Он стоял, возвышаясь над ней. Но под тяжестью проблем его гордые плечи теперь ссутулились.
— Отдыхай. Я зайду к тебе утром.
Стюарт не сводил глаз с леди Вайолет, которая сидела на его лоснящейся черной кобыле Чарибдис. Вайолет прогуливала лошадь рысцой по обнесенному оградой выпасу. Солнце освещало ее идеально прямую спину и шляпку с пером.
Стюарт подпер рукой подбородок.
— Как она слушается узды?
— Потрясающе! — отозвалась девушка. Ее синяя амазонка безукоризненными фалдами лежала на лошадином крупе. — И она такая красивая.

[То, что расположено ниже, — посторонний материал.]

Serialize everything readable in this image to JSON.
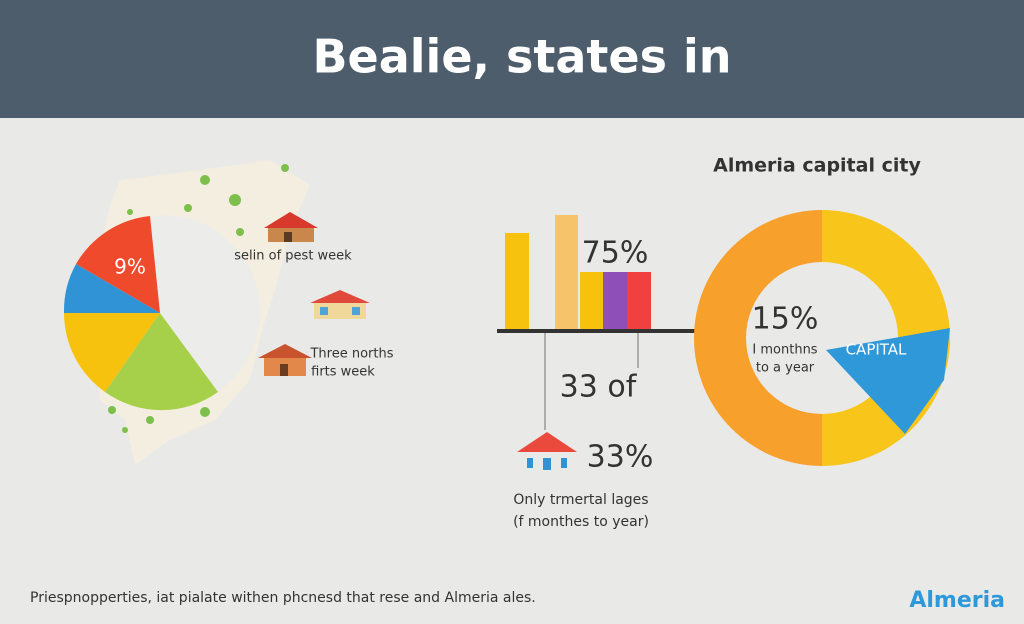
{
  "header": {
    "title": "Bealie, states in"
  },
  "map_panel": {
    "pie_label": "9%",
    "note_1": "selin of pest week",
    "note_2_line_1": "Three norths",
    "note_2_line_2": "firts week"
  },
  "bar_panel": {
    "bar_label": "75%",
    "count_label": "33 of",
    "icon_label": "33%",
    "caption_line_1": "Only trmertal lages",
    "caption_line_2": "(f monthes to year)"
  },
  "donut_panel": {
    "title": "Almeria capital city",
    "center_value": "15%",
    "center_line_1": "I monthns",
    "center_line_2": "to a year",
    "wedge_label": "CAPITAL"
  },
  "footer": {
    "text": "Priespnopperties, iat pialate withen phcnesd that rese and Almeria ales.",
    "logo": "Almeria"
  }
}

«Вы обе красивые». Стюарт улыбнулся, поставив начищенный до блеска сапог на нижнюю ступеньку стремянки. О, как же он завидовал этому седлу. Он точно знал эти ощущения. Зад Вайолет являлся истинным произведением искусства, подтянутый и округлый. Эти тугие круглые ягодицы не только ласкали глаз, но и создавали ни с чем не сравнимые ощущения, когда он обнимал их руками или когда подпрыгивали на его бедрах.
Один вечер, тайно проведенный вдвоем. Это все, что у них было после трех лет обмена взглядами над бокалами с шампанским и кружения в танце. Все же их притворство сделало ожидание ее капитуляции еще слаще. В тот вечер она трепетала в его руках от желания любить, которое, однако, боялась исполнить. Он ласкал ее, медленно дразня и соблазняя, пока ее желание не заглушило ее страх. В заключение она стала активной участницей собственного обольщения. Она не просто подставляла ему грудь для поцелуев, но манила ею, покачивая у самых его губ. Она не только раздвигала перед ним ноги, но обвивала ими его талию. Первый раз во время акта любви боль помешала ей достичь наслаждения. Но он обнаружил, что ему куда приятнее видеть, как она купается в блаженстве от его ласк, чем просто скакать сверху, подмяв ее под себя.